Even though this is very broad in nature, I think there is much here to analyze in a free and open manner. You might also find many responses to it. Some of them might be divergent from "traditional answers." This would be where mine resides. I think one of the most interesting aspects of poetry which can be passed down is the use of imagery in poems to illuminate different valences of experience. The idea of truth being a "mobile army of metaphors" is enhanced greatly when imagery is seen as a way to express human experience. The imagery of "for whom the bell tolls" or "wandered lonely as a cloud" is as powerful as "to strive, to seek, to find, and not to yield" or "Does it explode." Over time, the employment of imagery and image- ladened language is what allows poetry to be fully appreciated, acquiring a greater level of meaning over time.
Poetry is 'memorable speech' said W. H. Auden. The handing down to posterity has always been considered as a high-art criterion. From Matthew Arnold's classification of Literature of Knowledge and Literature of Power and even before, universality is held up as the hallmark of great literature, great poetry included.

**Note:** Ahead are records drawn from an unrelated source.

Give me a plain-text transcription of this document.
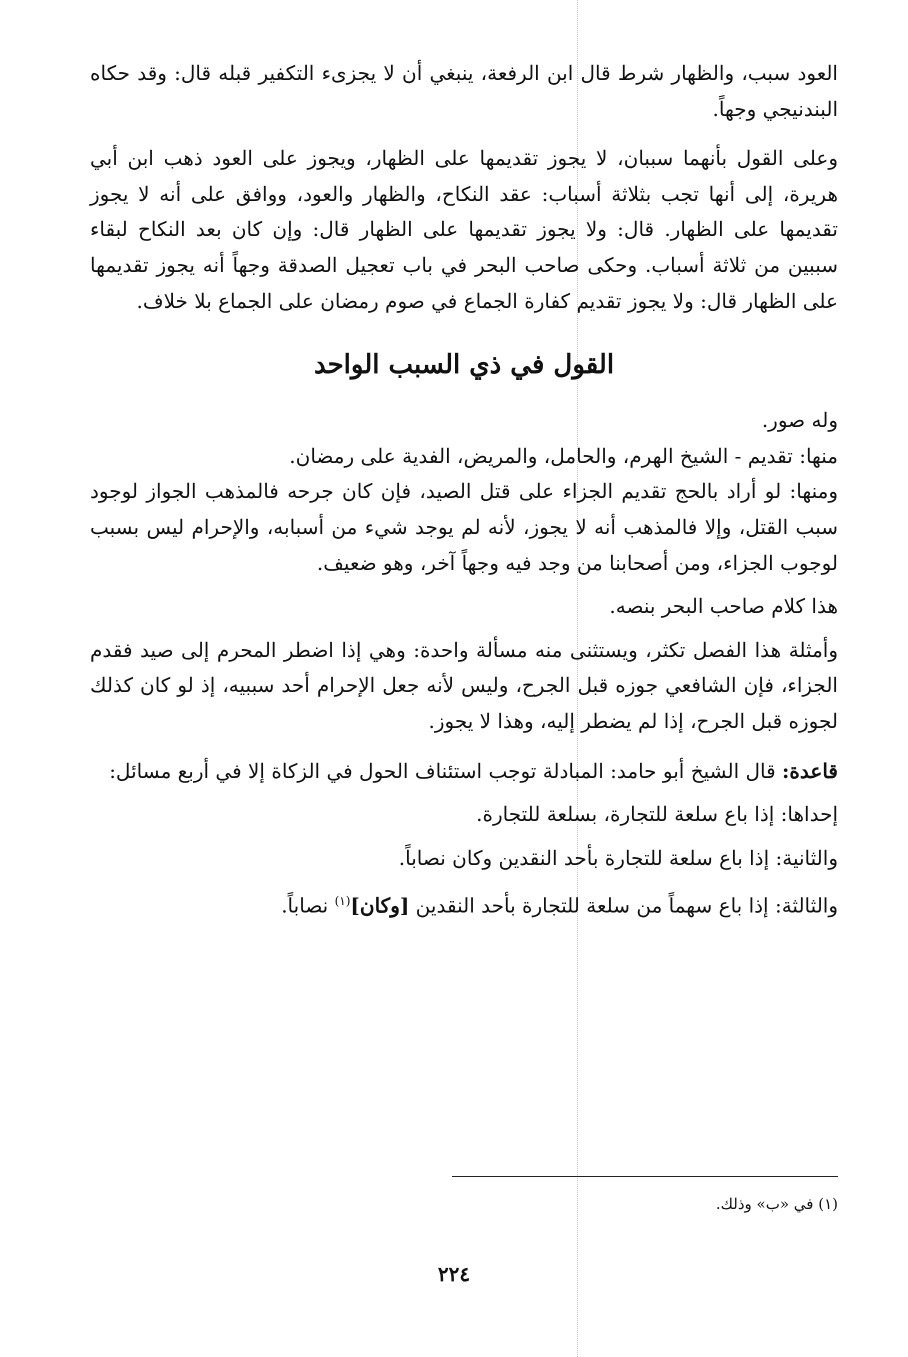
العود سبب، والظهار شرط قال ابن الرفعة، ينبغي أن لا يجزىء التكفير قبله قال: وقد حكاه البندنيجي وجهاً.

وعلى القول بأنهما سببان، لا يجوز تقديمها على الظهار، ويجوز على العود ذهب ابن أبي هريرة، إلى أنها تجب بثلاثة أسباب: عقد النكاح، والظهار والعود، ووافق على أنه لا يجوز تقديمها على الظهار. قال: ولا يجوز تقديمها على الظهار قال: وإن كان بعد النكاح لبقاء سببين من ثلاثة أسباب. وحكى صاحب البحر في باب تعجيل الصدقة وجهاً أنه يجوز تقديمها على الظهار قال: ولا يجوز تقديم كفارة الجماع في صوم رمضان على الجماع بلا خلاف.

القول في ذي السبب الواحد

وله صور.

منها: تقديم - الشيخ الهرم، والحامل، والمريض، الفدية على رمضان.

ومنها: لو أراد بالحج تقديم الجزاء على قتل الصيد، فإن كان جرحه فالمذهب الجواز لوجود سبب القتل، وإلا فالمذهب أنه لا يجوز، لأنه لم يوجد شيء من أسبابه، والإحرام ليس بسبب لوجوب الجزاء، ومن أصحابنا من وجد فيه وجهاً آخر، وهو ضعيف.

هذا كلام صاحب البحر بنصه.

وأمثلة هذا الفصل تكثر، ويستثنى منه مسألة واحدة: وهي إذا اضطر المحرم إلى صيد فقدم الجزاء، فإن الشافعي جوزه قبل الجرح، وليس لأنه جعل الإحرام أحد سببيه، إذ لو كان كذلك لجوزه قبل الجرح، إذا لم يضطر إليه، وهذا لا يجوز.

قاعدة: قال الشيخ أبو حامد: المبادلة توجب استئناف الحول في الزكاة إلا في أربع مسائل:

إحداها: إذا باع سلعة للتجارة، بسلعة للتجارة.

والثانية: إذا باع سلعة للتجارة بأحد النقدين وكان نصاباً.

والثالثة: إذا باع سهماً من سلعة للتجارة بأحد النقدين [وكان]$^{(١)}$ نصاباً.

(١) في «ب» وذلك.
٢٢٤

The truths presented to by a great poem are always of a general and timeless nature, even if it is a context-bound and specific poem with contemporary issues. Poetry inductively touches the generic experience of mankind--universal phenomena like love, relationships, birth, death, thought-processes, psychic states. These fundamental aspects are surely handed down. Apart from the content what one remembers is its rhythm, style and language. The poets are the makers as well as evolvers of a language and poetry in many way creates the future of a language; its innovations are incorporated into the language with the passage of time.